APM

Alert policies

 

Learn how to:

  • Use alert policies in your environment.
  • Identify components that make up an alert policy.
  • Create an alert policy and set incident preferences.

Transcript:

New Relic Alerting is a flexible, centralized alerting system that allows you to create and manage alert policies that fit your environment, and focus on the metrics you care about most, in a simple and intuitive way. This tutorial will cover how an alert policy works, the components that make up an alert policy, and how to create an alert policy and set incident preferences.

An alert policy is a container for conditions. Each condition has a critical and warning threshold level for a specific part of an app, such as Apdex, error rate, or a specific key transaction, to name just a few examples. When an app's performance dips below a condition's minimum threshold settings, it will trigger an alert. By setting meaningful thresholds for your app in each condition, your policies will trigger alerts, so you know when you need to get in and fix things before more serious problems arise.

To create and view alert policies for your app from your APM account, click on the "alerts" tab in the top menu bar. If you haven't ever used the alerting feature for your account, you will see this welcome page, and a step by step guide to walk you through creating a policy. However, since these only appear when you first use Alerting, I'm gonna walk you through this process without using these guides.

The default starting page for alerting is "open incidents". Right now, I don't have any incidents, so we see this page telling us to start with alert policies. So I'll go ahead and click on the alert policies tab in the "alerting" submenu at the top, which takes me to a list view of all alert policies associated with my account.

Below the alerting submenu on the right is a plus icon and a link to create a new alert policy. Before we create a new policy, let's start by opening an existing one to see what elements make up a policy, and how alert conditions are set up.
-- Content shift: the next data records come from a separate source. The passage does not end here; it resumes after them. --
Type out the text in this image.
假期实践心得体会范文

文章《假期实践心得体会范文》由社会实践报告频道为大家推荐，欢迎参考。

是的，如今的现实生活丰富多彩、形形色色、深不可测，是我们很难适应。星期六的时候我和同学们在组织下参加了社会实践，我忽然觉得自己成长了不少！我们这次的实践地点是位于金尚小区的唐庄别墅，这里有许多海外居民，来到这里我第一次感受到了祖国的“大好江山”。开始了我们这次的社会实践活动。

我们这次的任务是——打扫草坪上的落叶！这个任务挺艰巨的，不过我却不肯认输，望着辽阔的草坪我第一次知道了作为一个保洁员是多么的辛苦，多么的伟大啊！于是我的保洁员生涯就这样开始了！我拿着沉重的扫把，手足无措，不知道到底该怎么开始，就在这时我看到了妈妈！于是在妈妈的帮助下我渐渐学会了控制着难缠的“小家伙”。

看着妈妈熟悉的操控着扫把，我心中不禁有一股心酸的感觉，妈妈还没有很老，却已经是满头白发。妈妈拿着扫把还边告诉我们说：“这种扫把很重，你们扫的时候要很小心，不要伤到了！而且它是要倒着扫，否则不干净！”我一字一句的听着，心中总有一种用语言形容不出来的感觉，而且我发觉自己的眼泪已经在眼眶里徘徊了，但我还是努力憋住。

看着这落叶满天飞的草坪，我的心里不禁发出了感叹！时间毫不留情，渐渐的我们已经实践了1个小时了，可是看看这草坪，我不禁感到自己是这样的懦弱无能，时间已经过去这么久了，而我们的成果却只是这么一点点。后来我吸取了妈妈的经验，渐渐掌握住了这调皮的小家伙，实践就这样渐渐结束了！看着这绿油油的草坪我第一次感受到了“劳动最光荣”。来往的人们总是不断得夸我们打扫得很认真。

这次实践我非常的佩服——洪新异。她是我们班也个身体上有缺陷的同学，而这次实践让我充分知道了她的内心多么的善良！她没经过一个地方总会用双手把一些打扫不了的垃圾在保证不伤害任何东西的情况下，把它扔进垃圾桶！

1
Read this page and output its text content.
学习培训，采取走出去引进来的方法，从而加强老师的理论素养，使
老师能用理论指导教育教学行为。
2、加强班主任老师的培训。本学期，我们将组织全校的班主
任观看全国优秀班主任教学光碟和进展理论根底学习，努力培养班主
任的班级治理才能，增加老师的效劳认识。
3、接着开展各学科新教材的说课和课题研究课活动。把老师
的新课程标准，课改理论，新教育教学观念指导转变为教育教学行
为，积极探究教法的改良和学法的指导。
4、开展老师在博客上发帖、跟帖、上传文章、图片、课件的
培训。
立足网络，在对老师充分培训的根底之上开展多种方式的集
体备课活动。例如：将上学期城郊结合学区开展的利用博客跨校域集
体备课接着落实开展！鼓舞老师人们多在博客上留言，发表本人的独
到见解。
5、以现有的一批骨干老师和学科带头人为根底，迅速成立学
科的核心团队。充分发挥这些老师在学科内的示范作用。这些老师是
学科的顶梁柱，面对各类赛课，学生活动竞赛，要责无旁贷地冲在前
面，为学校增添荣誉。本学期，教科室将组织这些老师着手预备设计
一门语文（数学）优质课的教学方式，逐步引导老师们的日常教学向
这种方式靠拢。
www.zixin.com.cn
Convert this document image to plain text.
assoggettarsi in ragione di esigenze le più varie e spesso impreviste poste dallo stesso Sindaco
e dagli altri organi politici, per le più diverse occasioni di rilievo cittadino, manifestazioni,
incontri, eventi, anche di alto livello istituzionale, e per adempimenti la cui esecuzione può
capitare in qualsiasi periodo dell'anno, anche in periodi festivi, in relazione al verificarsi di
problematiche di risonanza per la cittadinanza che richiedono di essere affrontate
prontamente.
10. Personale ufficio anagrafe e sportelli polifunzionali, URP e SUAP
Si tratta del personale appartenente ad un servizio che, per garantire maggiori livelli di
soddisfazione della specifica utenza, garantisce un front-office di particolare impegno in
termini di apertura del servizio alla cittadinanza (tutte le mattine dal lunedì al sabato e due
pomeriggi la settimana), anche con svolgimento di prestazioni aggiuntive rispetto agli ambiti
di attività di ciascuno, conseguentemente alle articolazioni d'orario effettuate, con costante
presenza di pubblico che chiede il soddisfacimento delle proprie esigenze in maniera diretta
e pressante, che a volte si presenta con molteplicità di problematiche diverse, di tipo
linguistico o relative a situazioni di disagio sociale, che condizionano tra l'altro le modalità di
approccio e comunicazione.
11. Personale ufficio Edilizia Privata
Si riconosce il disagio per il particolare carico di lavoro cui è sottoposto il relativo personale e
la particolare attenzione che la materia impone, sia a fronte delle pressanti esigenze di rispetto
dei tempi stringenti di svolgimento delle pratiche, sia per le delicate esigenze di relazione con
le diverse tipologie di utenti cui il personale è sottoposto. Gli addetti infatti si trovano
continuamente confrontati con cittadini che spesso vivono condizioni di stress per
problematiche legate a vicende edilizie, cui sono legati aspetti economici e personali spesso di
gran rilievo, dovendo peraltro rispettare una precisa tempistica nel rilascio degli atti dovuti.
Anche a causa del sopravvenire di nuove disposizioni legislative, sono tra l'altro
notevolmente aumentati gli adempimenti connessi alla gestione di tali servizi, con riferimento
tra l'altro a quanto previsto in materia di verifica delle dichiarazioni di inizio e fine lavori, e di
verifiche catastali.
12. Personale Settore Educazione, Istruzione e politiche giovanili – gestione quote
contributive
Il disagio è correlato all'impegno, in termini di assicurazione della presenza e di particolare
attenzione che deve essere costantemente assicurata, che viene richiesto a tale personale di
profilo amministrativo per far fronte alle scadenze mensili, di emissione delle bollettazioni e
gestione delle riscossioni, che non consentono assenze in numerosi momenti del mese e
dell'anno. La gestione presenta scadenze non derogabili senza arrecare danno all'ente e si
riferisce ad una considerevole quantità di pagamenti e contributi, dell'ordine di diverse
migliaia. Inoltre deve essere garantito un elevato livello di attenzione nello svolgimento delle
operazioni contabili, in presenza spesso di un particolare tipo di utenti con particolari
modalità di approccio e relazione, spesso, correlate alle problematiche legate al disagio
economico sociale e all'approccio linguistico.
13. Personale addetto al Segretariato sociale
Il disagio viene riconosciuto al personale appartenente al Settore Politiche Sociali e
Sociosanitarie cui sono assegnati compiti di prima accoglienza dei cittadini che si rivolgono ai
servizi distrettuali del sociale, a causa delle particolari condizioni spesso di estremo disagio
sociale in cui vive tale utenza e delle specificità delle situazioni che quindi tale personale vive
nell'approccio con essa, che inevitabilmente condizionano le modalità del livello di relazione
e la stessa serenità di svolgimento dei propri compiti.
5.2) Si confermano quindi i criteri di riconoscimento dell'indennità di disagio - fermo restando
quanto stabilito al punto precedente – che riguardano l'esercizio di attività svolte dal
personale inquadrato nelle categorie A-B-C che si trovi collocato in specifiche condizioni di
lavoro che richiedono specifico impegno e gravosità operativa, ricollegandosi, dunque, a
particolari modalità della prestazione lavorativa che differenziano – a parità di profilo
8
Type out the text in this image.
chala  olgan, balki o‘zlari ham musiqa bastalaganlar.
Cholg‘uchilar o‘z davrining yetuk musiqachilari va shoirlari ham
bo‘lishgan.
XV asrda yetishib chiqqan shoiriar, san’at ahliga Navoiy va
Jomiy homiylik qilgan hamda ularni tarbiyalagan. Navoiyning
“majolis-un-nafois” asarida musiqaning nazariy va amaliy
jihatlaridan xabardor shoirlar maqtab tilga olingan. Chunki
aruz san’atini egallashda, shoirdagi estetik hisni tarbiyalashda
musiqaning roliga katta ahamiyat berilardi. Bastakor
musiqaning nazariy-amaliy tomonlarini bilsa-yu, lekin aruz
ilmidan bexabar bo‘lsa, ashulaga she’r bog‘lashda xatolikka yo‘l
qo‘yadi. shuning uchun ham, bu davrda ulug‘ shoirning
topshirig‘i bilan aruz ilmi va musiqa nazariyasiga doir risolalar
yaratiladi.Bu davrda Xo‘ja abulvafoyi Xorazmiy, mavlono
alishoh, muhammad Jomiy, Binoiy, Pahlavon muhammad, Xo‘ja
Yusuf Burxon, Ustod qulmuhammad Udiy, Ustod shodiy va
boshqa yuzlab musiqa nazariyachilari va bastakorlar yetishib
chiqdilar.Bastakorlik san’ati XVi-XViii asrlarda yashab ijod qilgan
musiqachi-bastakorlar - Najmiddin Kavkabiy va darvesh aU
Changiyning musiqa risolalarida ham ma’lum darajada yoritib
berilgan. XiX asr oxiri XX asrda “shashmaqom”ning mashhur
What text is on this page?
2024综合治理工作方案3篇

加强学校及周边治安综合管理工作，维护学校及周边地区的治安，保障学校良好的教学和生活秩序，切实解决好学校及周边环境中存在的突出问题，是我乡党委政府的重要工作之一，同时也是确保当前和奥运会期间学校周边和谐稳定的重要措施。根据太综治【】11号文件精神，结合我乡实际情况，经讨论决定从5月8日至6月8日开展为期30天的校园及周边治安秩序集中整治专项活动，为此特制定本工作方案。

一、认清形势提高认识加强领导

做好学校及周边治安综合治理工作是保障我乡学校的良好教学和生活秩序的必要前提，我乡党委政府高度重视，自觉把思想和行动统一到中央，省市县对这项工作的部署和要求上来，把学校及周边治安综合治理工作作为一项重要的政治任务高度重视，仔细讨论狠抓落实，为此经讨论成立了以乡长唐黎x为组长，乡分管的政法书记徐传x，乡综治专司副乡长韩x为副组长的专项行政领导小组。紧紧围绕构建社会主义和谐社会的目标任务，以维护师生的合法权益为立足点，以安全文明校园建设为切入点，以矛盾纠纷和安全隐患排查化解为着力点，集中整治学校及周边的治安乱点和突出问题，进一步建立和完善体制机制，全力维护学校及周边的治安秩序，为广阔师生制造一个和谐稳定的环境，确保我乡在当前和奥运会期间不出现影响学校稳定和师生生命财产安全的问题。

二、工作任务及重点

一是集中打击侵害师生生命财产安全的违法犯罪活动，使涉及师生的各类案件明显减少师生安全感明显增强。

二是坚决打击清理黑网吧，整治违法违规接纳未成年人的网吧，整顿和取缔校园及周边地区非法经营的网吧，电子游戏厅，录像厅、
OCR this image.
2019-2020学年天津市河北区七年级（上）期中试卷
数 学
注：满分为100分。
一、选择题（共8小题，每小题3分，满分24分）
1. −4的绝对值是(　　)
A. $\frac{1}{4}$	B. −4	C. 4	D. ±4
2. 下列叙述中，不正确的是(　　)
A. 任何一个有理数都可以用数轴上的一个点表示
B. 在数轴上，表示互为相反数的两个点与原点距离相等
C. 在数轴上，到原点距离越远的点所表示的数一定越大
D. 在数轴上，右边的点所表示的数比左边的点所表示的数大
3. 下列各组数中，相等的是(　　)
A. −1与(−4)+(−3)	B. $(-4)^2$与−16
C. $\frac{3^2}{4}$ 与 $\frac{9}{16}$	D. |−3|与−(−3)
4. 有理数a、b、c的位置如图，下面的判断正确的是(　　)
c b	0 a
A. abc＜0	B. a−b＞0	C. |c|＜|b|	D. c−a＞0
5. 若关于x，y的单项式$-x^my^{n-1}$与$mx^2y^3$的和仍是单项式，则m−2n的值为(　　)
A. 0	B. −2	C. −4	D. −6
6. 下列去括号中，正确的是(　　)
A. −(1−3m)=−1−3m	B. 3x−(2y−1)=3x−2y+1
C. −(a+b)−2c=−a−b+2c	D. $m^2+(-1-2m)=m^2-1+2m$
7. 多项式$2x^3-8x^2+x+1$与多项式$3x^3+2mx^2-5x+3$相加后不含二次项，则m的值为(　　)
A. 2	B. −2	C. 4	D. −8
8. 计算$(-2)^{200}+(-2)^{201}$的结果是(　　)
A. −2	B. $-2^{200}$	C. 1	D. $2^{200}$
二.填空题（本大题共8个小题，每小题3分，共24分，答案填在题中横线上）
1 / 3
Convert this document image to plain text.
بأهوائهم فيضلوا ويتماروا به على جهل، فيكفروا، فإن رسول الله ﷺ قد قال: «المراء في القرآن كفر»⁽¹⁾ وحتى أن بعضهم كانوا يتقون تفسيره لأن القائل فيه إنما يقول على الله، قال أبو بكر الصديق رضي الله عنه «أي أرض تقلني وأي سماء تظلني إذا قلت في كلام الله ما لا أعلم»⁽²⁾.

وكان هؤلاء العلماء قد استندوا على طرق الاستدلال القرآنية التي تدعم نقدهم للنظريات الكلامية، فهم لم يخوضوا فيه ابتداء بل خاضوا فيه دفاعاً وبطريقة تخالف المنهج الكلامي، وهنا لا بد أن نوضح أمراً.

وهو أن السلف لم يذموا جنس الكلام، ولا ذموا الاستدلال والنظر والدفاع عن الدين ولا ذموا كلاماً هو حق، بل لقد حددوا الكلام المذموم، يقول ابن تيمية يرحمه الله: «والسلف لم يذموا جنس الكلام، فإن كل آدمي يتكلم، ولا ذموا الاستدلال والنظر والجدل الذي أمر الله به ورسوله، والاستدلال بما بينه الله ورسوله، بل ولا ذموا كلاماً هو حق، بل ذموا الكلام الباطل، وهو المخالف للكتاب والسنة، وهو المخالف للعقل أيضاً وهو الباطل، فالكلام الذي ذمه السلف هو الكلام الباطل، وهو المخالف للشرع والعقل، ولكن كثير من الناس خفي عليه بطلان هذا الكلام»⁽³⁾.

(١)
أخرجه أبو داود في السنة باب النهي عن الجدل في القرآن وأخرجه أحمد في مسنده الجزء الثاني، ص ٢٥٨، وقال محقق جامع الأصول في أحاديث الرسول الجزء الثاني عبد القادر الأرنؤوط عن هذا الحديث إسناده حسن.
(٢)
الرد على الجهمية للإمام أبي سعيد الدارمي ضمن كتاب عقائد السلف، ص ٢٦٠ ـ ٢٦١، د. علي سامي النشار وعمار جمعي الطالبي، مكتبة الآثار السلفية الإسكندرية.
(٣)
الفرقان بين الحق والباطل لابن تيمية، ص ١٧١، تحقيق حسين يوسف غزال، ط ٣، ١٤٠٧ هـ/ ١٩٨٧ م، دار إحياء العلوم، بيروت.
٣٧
At the very top is the name of the policy, and to the right of that is an icon to edit the policy preferences, which allows you to specify how incidents should be created when conditions in the alert policy are violated. I'll go over these settings later.

Next to that is an icon to delete the policy. Below this are two tabs to view the policy's conditions and notification channels. We'll take a look at the conditions first.

In the conditions tab we see a search bar to help find a specific condition, and to the right of that is an icon to add a condition to the policy. Below this is a list of conditions, or set of performance criteria for a target. Below this is the number of targets, such as the transaction or app that is associated with the condition. You can click on this to open a panel to see these targets.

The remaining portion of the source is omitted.